Nach Merkels Verzicht auf die Kanzlerkandidatur

Stopft Stoiber!

»Wer Stammtische diffamiert, der diffamiert die Bevölkerung«, lautet das Motto des frisch gekürten Kanzlerkandidaten Edmund Stoiber. Es lässt erahnen, wie sein jetzt beginnender Wahlkampf aussehen wird. Schon in den achtziger Jahren kämpfte Stoiber vor allem an einer Front: gegen das Grundrecht auf Asyl. Dass nach den unzähligen rassistischen Übergriffen nach der Wiedervereinigung das Asylrecht 1993 geändert wurde, konnte er als einen persönlichen Erfolg verbuchen.

Aber Stoibers Feinde waren nicht nur die Asylbewerber, er keifte auch immer wieder gegen die Einführung der doppelten Staatsbürgerschaft. »Das Zuwanderungsgesetz muss ein Zuwanderungsbegrenzungsgesetz sein«, wurde er nicht müde zu fordern. So sehr kann Bundesinnenminister Otto Schily die Zuwanderung gar nicht begrenzen, dass Stoiber einer Gesetzesnovelle zustimmen würde. Schon Stoibers Kanzlerkandidatur bewirkt einen weiteren Rechtsruck in der Republik. Noch rauere Zeiten für Asylbewerber und hier lebende Ausländer stehen bevor.

Stoiber wird auf die rassistischen Sprüche, die zu seinem Markenzeichen geworden sind, im Wahlkampf weitgehend verzichten. »Die durchrasste und durchmischte Gesellschaft ist eine Gefahr für Deutschland«, wird er in den kommenden Monaten nicht von den Bühnen brüllen. Er wird moderatere Töne anschlagen, sich staatsmännisch geben und seine angebliche Wirtschaftskompetenz herausstellen. Aber es genügt ein Augenzwinkern, und das Publikum weiß Bescheid.
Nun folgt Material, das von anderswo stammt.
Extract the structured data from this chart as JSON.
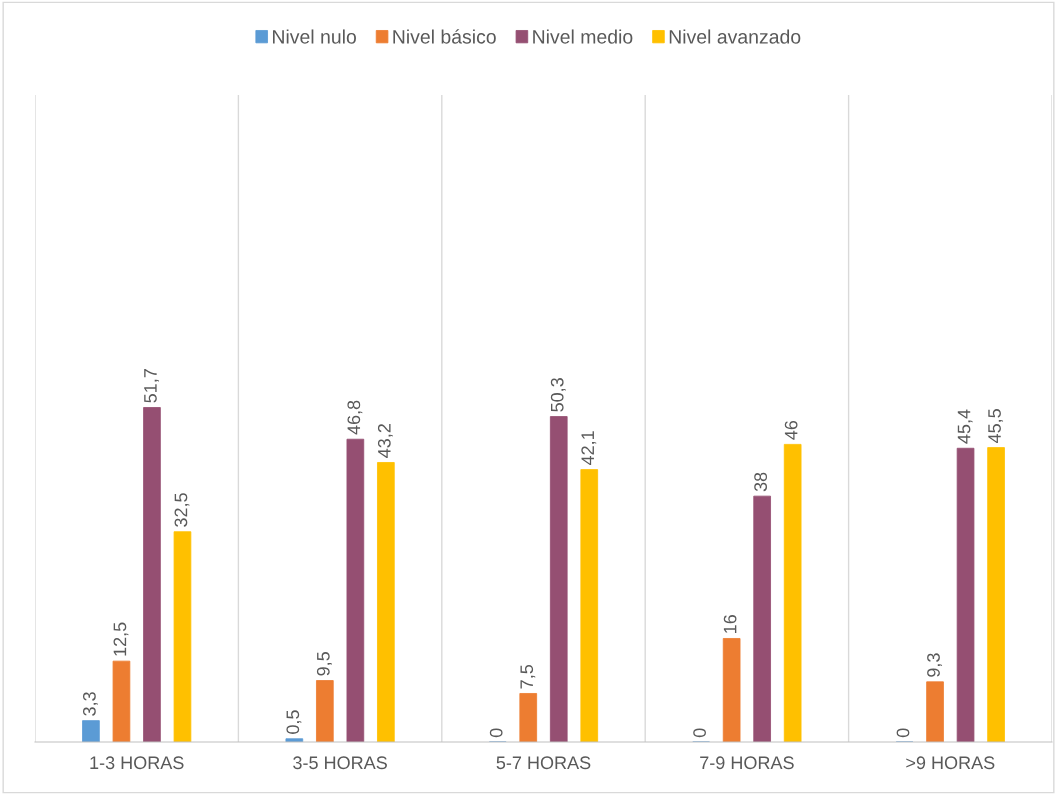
{
  "chart_data": {
    "type": "bar",
    "categories": [
      "1-3 HORAS",
      "3-5 HORAS",
      "5-7 HORAS",
      "7-9 HORAS",
      ">9 HORAS"
    ],
    "series": [
      {
        "name": "Nivel nulo",
        "color": "#5b9bd5",
        "values": [
          3.3,
          0.5,
          0,
          0,
          0
        ],
        "value_labels": [
          "3,3",
          "0,5",
          "0",
          "0",
          "0"
        ]
      },
      {
        "name": "Nivel básico",
        "color": "#ed7d31",
        "values": [
          12.5,
          9.5,
          7.5,
          16,
          9.3
        ],
        "value_labels": [
          "12,5",
          "9,5",
          "7,5",
          "16",
          "9,3"
        ]
      },
      {
        "name": "Nivel medio",
        "color": "#954f72",
        "values": [
          51.7,
          46.8,
          50.3,
          38,
          45.4
        ],
        "value_labels": [
          "51,7",
          "46,8",
          "50,3",
          "38",
          "45,4"
        ]
      },
      {
        "name": "Nivel avanzado",
        "color": "#ffc000",
        "values": [
          32.5,
          43.2,
          42.1,
          46,
          45.5
        ],
        "value_labels": [
          "32,5",
          "43,2",
          "42,1",
          "46",
          "45,5"
        ]
      }
    ],
    "ylim": [
      0,
      100
    ],
    "grid": "x",
    "legend": "top",
    "tick_labels": "x"
  }
}
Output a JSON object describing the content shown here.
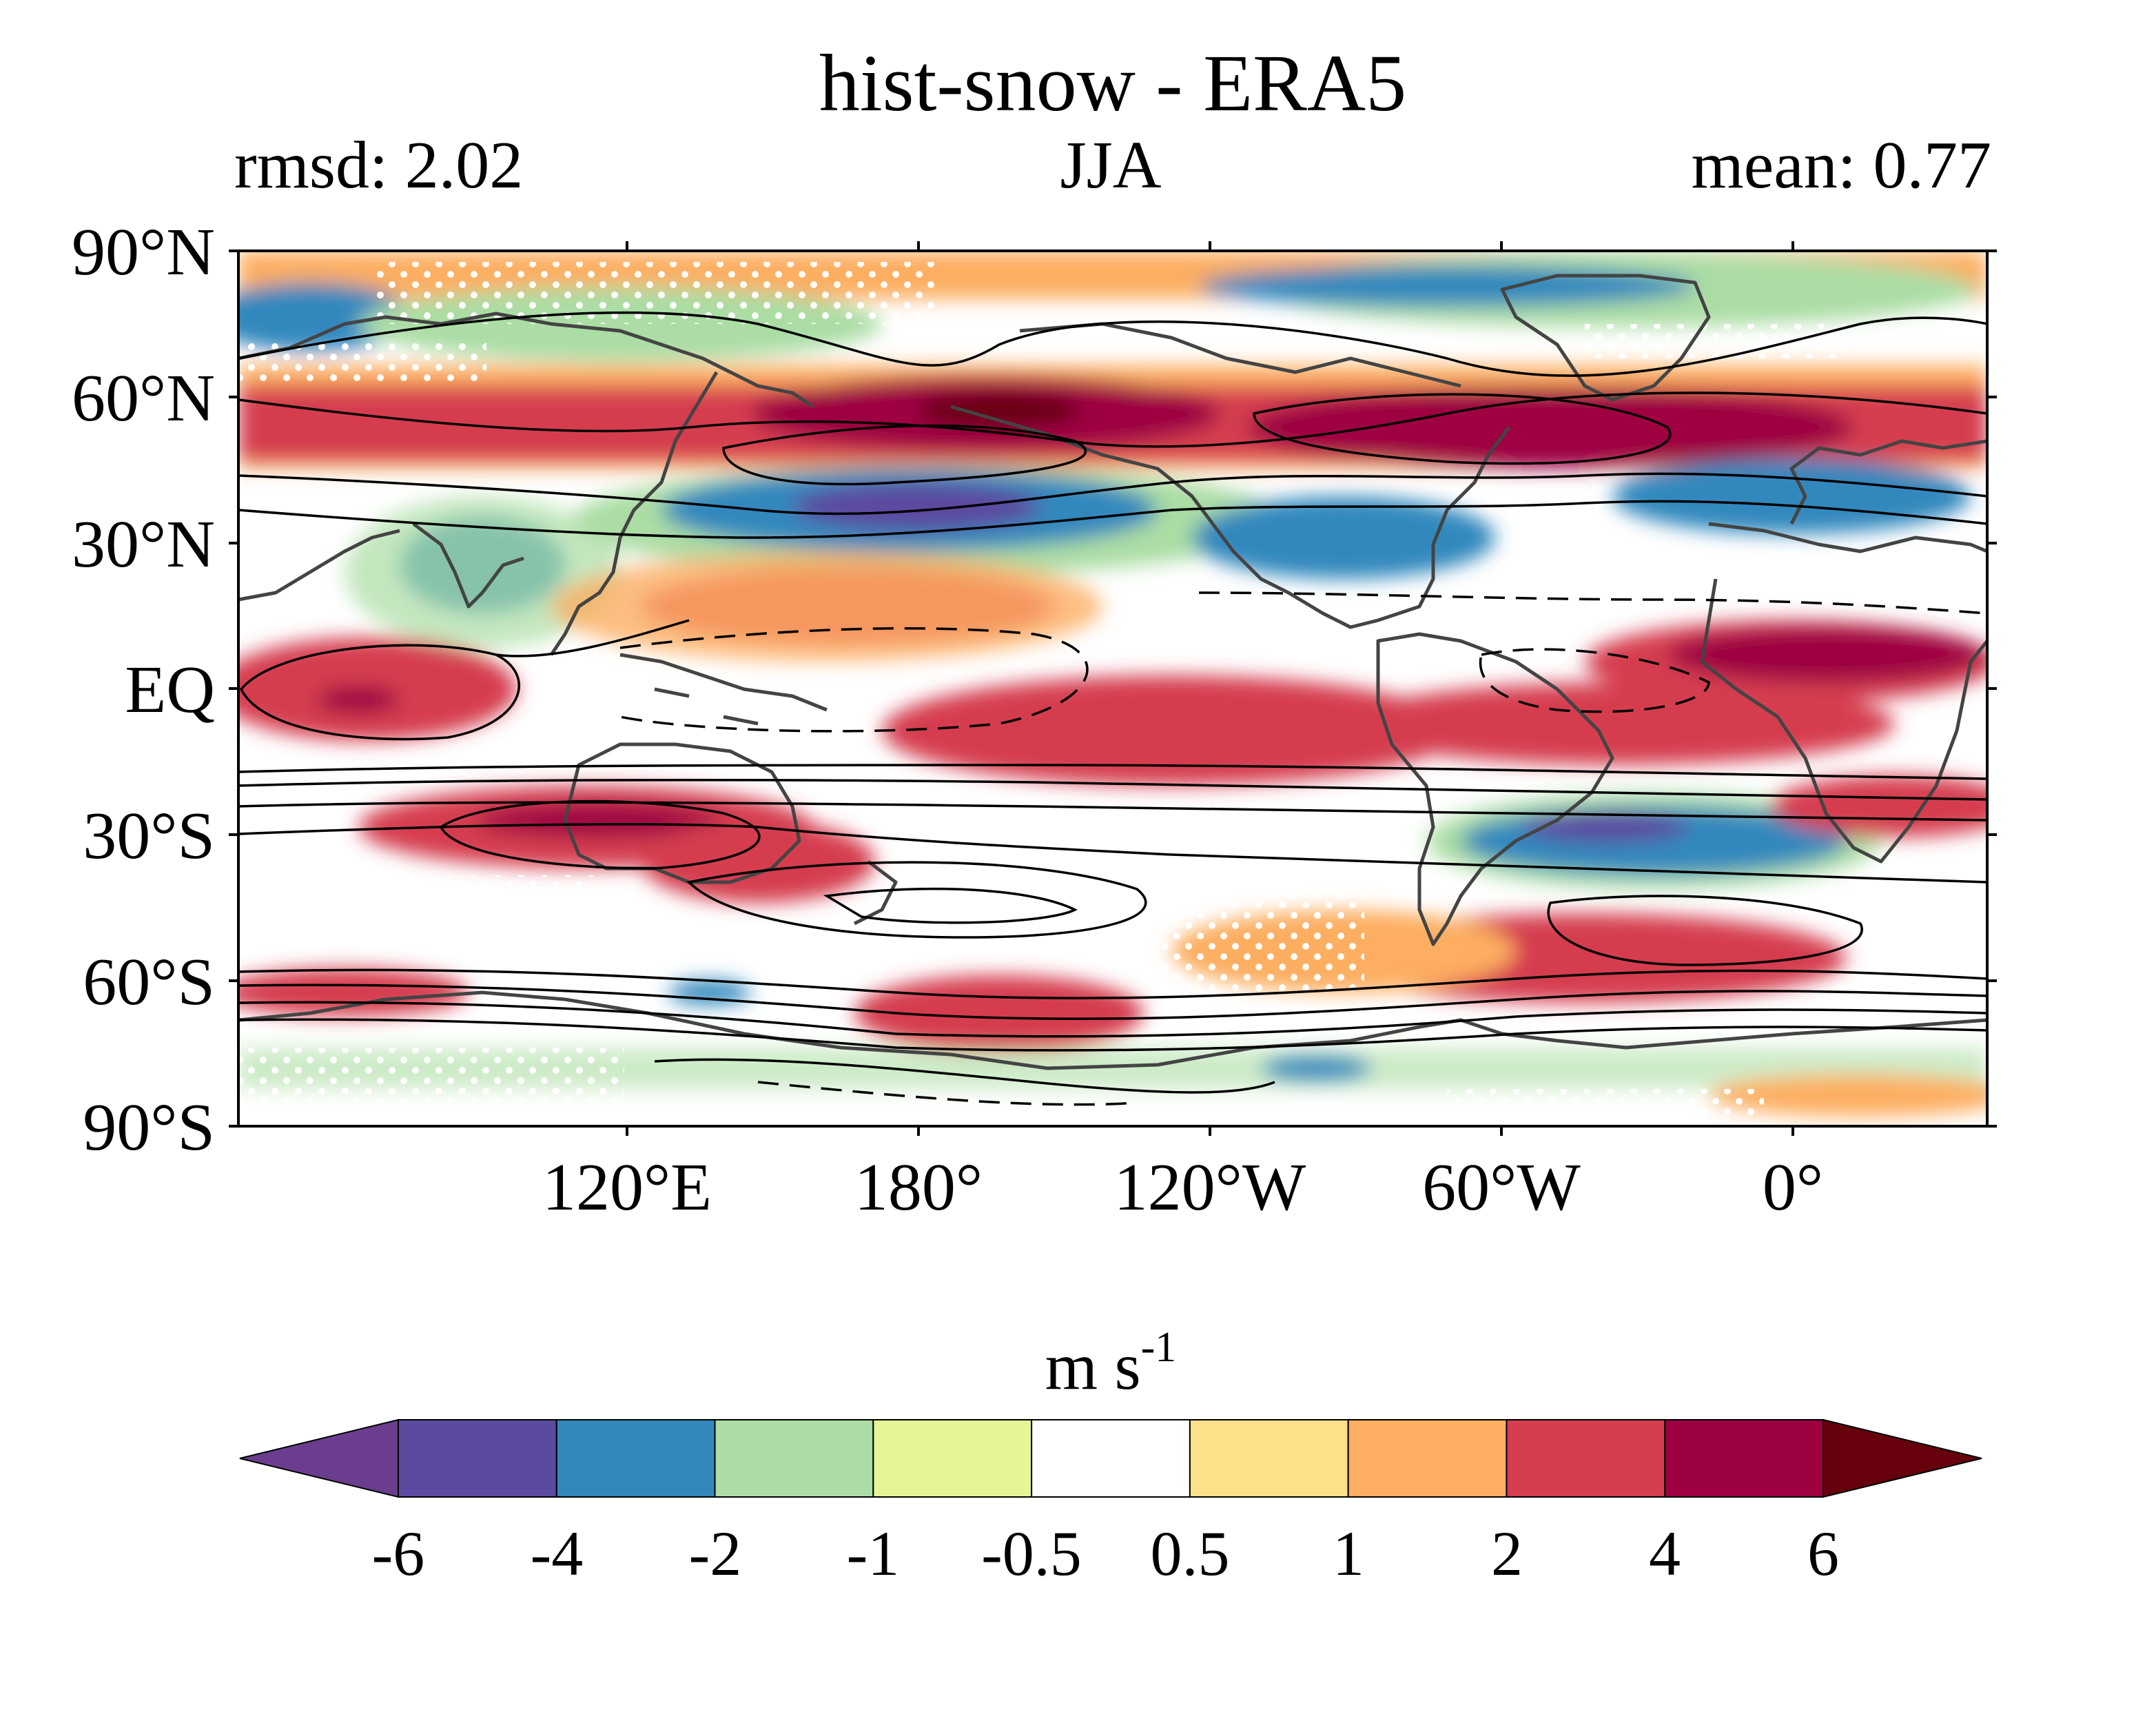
{
  "title": "hist-snow - ERA5",
  "subtitle_left": "rmsd: 2.02",
  "subtitle_center": "JJA",
  "subtitle_right": "mean: 0.77",
  "lat_labels": [
    "90°N",
    "60°N",
    "30°N",
    "EQ",
    "30°S",
    "60°S",
    "90°S"
  ],
  "lon_labels": [
    "120°E",
    "180°",
    "120°W",
    "60°W",
    "0°"
  ],
  "colorbar": {
    "units": "m s",
    "units_exponent": "-1",
    "tick_labels": [
      "-6",
      "-4",
      "-2",
      "-1",
      "-0.5",
      "0.5",
      "1",
      "2",
      "4",
      "6"
    ],
    "colors": [
      "#6a3d8f",
      "#5b4aa0",
      "#3288bd",
      "#abdda4",
      "#e6f598",
      "#ffffff",
      "#fee08b",
      "#fdae61",
      "#d53e4f",
      "#9e0142",
      "#67000d"
    ]
  },
  "map": {
    "lon_range": [
      40,
      400
    ],
    "lat_range": [
      -90,
      90
    ],
    "fill_colors": {
      "darkred": "#9e0142",
      "red": "#d53e4f",
      "orange": "#fdae61",
      "yellow": "#fee08b",
      "white": "#ffffff",
      "lightyellow": "#e6f598",
      "green": "#abdda4",
      "blue": "#3288bd",
      "purple": "#5b4aa0",
      "maroon": "#67000d"
    },
    "coastline_color": "#444444",
    "contour_color": "#000000"
  }
}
Stoiber wird die Wähler im Süden Deutschlands, die Baden-Württemberger und die Bayern, für sich gewinnen, auch in den ausländerfeindlichen Regionen im Osten wird er punkten. Zwischen Pirna und Koblenz, Garmisch und Stuttgart dürfte er abräumen. Da er glatter und preußischer wirkt als sein Ziehvater Franz Josef Strauß, besteht die Gefahr, dass es ihm gelingt, auch im Norden und Westen der Republik Wähler zu überzeugen und in die politische Mitte vorzudringen.

Andererseits könnte es durch die Polarisierung, die seine Person bewirkt, der SPD und den Grünen leichter fallen, ihre Stammwählerschaft zu mobilisieren, so katastrophal die Bilanz der Bundesregierung auch ausfällt. Zwei Kriege in vier Jahren geführt, gegen die Arbeitslosigkeit nichts erreicht, den Sozialabbau vorangetrieben und die Rente demontiert.

Würde Angela Merkel kandidieren, bliebe der eine oder andere Wähler der SPD oder der Grünen am 22. September zu Hause. Einen Kanzler Stoiber aber will diese Klientel auf keinen Fall sehen. Seinen Wolfratshausener Zungenschlag will man in der Berliner Republik nicht hören. Lieber einen Kriegskanzler mit Havanna im Maul als einen Kriegskanzler mit Kamillentee im Maßkrug. Viele werden wieder einmal das kleinere Übel wählen.

Und zwar zu Recht. Stoiber als Bundeskanzler wäre der politische Gau. Wer ernsthaft glaubt, es sei letztlich egal, wer regiere, oder eine Kanzlerschaft Stoibers stärke die Linke und den Widerstand, wird ein böses Erwachen erleben. Stoiber würde etwa die von Rot-Grün erlassenen Sicherheitsgesetze in einem Maße für sich ausnutzen, das man sich nicht mal im Traum vorstellen mag. Denn Stoiber ist Schill und Koch in einer Person.

Und nicht nur die innenpolitische Lage würde sich verschlechtern. Die Wahl Stoibers hätte einen erheblichen Einfluss auf die Entwicklung der Europäischen Union. Das Trio der Europafeinde, Stoiber in Deutschland, Haider in Österreich und Berlusconi in Italien, könnte der Gemeinschaft einen deutlichen Kurswechsel verpassen. Das Europa der Regionen und der Vaterländer wäre kaum noch aufzuhalten. »Europa muss Heimat sein«, meint Edmund Stoiber. Und Stoibers Heimat muss Bayern bleiben.